Techniques

The Black-Eyed Pea

blackeyedpeas
Black-eyed peas are native to Asia, traveled to the West Indies, and were introduced to the American South, where they remain popular. Used primarily as feed for livestock and slaves, fields of black-eyed peas were ignored by Sherman’s army during the civil war, and thus became an important staple for the Confederate South. They are a key ingredient in the soul-food staple “Hoppin’ John, a dish containing black-eyed peas, pork and rice.

Also known as a cowpea, and mogette (French for “nun”), black-eyed peas, like peas themselves, are legumes (also known as pulses). What we think of peas (sweet peas, green peas) are legumes in the fresh state. When they are dried, their nutritional make-up changes. Dried beans contain more starch, protein, fiber, iron, potassium, selenium, folic acid, and B6. Fresh beans contain more vitamins C and A.

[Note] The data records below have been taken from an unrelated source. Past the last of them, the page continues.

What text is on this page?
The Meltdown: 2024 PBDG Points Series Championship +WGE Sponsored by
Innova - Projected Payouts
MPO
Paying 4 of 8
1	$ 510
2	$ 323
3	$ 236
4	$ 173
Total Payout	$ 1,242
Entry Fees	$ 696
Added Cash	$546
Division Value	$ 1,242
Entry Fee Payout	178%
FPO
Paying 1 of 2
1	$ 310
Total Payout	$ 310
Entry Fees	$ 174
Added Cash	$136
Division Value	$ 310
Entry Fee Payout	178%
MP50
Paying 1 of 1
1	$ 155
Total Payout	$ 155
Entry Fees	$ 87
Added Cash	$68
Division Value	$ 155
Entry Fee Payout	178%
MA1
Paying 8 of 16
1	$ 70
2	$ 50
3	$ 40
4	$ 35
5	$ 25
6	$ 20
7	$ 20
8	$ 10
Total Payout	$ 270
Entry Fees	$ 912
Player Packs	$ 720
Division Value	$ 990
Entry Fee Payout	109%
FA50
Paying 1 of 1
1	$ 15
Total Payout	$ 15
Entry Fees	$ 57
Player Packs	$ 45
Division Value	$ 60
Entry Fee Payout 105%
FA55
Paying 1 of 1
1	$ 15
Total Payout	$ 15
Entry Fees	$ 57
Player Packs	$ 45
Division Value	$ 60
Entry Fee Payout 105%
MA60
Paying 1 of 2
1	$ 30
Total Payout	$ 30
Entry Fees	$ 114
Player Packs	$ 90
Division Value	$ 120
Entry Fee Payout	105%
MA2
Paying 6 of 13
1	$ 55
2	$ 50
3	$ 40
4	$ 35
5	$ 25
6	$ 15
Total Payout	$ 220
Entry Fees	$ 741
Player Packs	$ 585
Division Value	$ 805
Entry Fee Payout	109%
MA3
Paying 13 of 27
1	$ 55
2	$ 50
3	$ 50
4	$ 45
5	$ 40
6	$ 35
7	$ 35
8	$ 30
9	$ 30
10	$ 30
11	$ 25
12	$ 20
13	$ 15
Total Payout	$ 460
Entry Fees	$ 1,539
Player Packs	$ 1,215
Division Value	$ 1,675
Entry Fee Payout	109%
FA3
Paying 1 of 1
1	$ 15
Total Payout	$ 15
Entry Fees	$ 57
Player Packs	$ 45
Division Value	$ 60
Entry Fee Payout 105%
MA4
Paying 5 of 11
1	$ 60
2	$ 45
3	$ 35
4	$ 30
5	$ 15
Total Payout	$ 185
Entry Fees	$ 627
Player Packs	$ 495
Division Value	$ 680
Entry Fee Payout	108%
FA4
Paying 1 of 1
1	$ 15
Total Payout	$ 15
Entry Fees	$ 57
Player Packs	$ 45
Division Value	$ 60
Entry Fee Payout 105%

To cook dried black-eyed peas, cover them with cold water and let them sit for a 12-24 hour period. Test for moisture by cutting it in half. You’ll be able to see how far the water has soaked into the bean.

Once fully moistened, they are ready to be cooked. Cover with clean cold water and simmer for 1-2 hours, until tender.

If you forget to soak your beans you can try the quick-soak method. Cover the beans with water and bring to a boil. Remove from heat and rest 1 hour.